O Instituto Nacional de Colonização e Reforma Agrária (Incra) reconheceu formalmente as terras do Quilombo Pitanga dos Palmares, na região metropolitana de Salvador. No local viveu a líder quilombola Mãe Bernadete, assassinada em agosto de 2023 na presença dos netos.

Ao Brasil de Fato, Jurandir Pacífico, filho de Bernadete, celebrou a titulação, mas disse que o momento é de "felicidade, mas também de tristeza", já que a mãe não vai vivenciar esse momento, assim como Flavio Gabriel Pacífico dos Santos, mais conhecido como Binho do Quilombo, também filho de Bernardete, assassinado em 2017.

"Todos nós aqui da comunidade quilombola sabemos que essa titulação não será a mesma coisa sem a presença de Mãe Bernadete. Ela que lutou a vida inteira, junto com seu filho Binho do Quilombo, ambos assassinados, sempre buscando essa titulação e melhorias para as comunidades quilombolas da Bahia e de todo o Brasil", disse Pacífico.

A comunidade, que fica entre os municípios de Simões Filho e Candeias, tem 162 habitantes – 150 deles registrados como quilombolas, segundo o Censo de 2022. A ocupação da região foi iniciada no século 19, e já era reconhecida desde 2004 como remanescente de quilombo pela Fundação Cultural Palmares. As famílias que vivem no local subsistem de atividades como agricultura familiar e pesca não predatória.
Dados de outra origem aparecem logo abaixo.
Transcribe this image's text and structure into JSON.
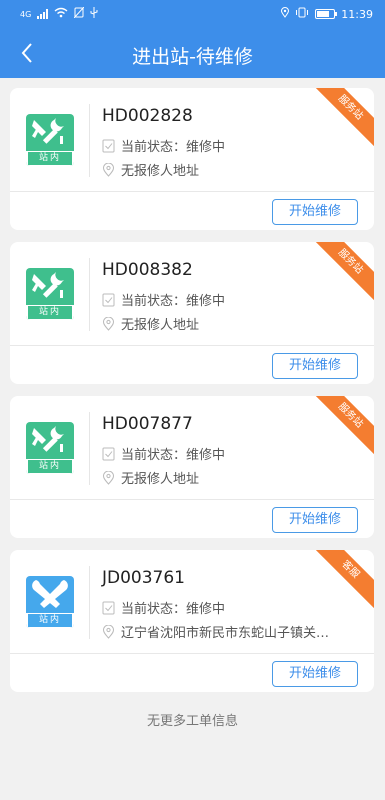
{
  "status_bar": {
    "network": "4G",
    "time": "11:39",
    "icons": [
      "signal-icon",
      "wifi-icon",
      "no-sim-icon",
      "usb-icon",
      "location-icon",
      "vibrate-icon",
      "battery-icon"
    ]
  },
  "header": {
    "back_icon": "chevron-left-icon",
    "title": "进出站-待维修"
  },
  "labels": {
    "status_prefix": "当前状态：",
    "action_button": "开始维修"
  },
  "colors": {
    "header": "#3d8eea",
    "ribbon": "#f47d30",
    "icon_green": "#3fbf8d",
    "icon_blue": "#45a8ec"
  },
  "orders": [
    {
      "id": "HD002828",
      "status": "维修中",
      "address": "无报修人地址",
      "tag": "站内",
      "ribbon": "服务站",
      "icon": "repair-station-icon"
    },
    {
      "id": "HD008382",
      "status": "维修中",
      "address": "无报修人地址",
      "tag": "站内",
      "ribbon": "服务站",
      "icon": "repair-station-icon"
    },
    {
      "id": "HD007877",
      "status": "维修中",
      "address": "无报修人地址",
      "tag": "站内",
      "ribbon": "服务站",
      "icon": "repair-station-icon"
    },
    {
      "id": "JD003761",
      "status": "维修中",
      "address": "辽宁省沈阳市新民市东蛇山子镇关家...",
      "tag": "站内",
      "ribbon": "客服",
      "icon": "tools-icon"
    }
  ],
  "footer": {
    "text": "无更多工单信息"
  }
}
"Quando a gente fala de titulação de um quilombo, é você prospectar dias melhores, com agricultura familiar, mais educação, mais segurança, mais saúde. Resumindo, a titulação é prosperidade da comunidade", complementou Jurandir.
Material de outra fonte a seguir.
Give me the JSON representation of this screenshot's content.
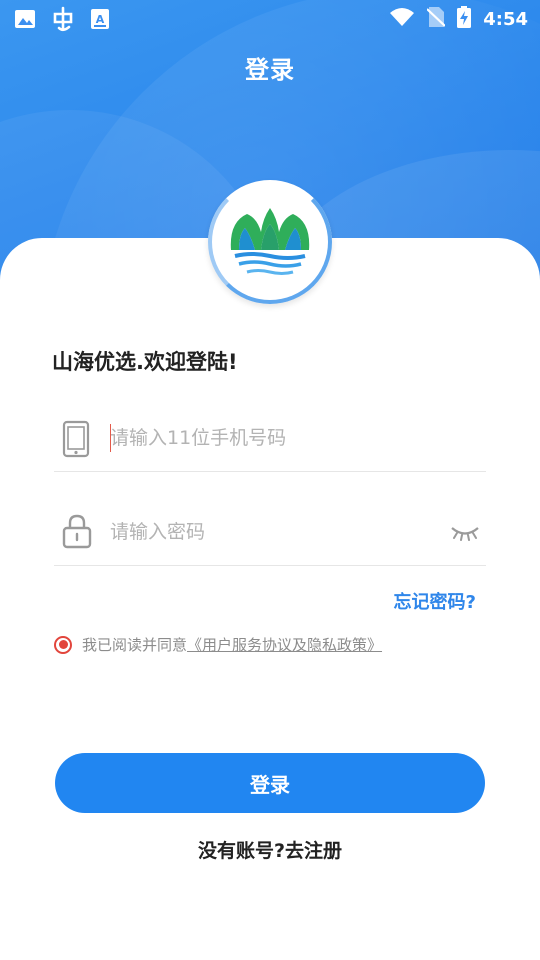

A área é alvo de disputas por território ao menos desde a década de 1940, quando houve instalação de oleodutos para transporte de petróleo na região. Nas décadas seguintes, a comunidade foi diretamente afetada por indústrias e pela construção de ferrovias e rodovias.

Mãe Bernadete foi assassinada em 17 de agosto de 2023. De acordo com relatos de familiares, dois homens chegaram de moto ao local e entraram de capacete no terreiro. Quando encontraram a líder quilombola, dispararam diversas vezes, na frente dos três netos. O crime foi gravado pelas câmeras do terreiro. As imagens foram entregues à Polícia Civil.

Depois que passou a receber ameaças de morte, em 2021, Mãe Bernadete mandou instalar câmeras em sua casa e no terreiro. Nos últimos anos de vida, lutou para que os mandantes do assassinato do filho Binho do Quilombo fossem identificados. As mortes podem ter relação com a disputa pela terra.

"[No caso de] Binho do Quilombo, meu irmão que foi assassinado em 2017, existe 100% de impunidade. As evidências estão lá, mas nenhuma atitude é tomada. Desde 2017 impune. E essa impunidade resvalou em minha mãe, infelizmente", lamentou Jurandir.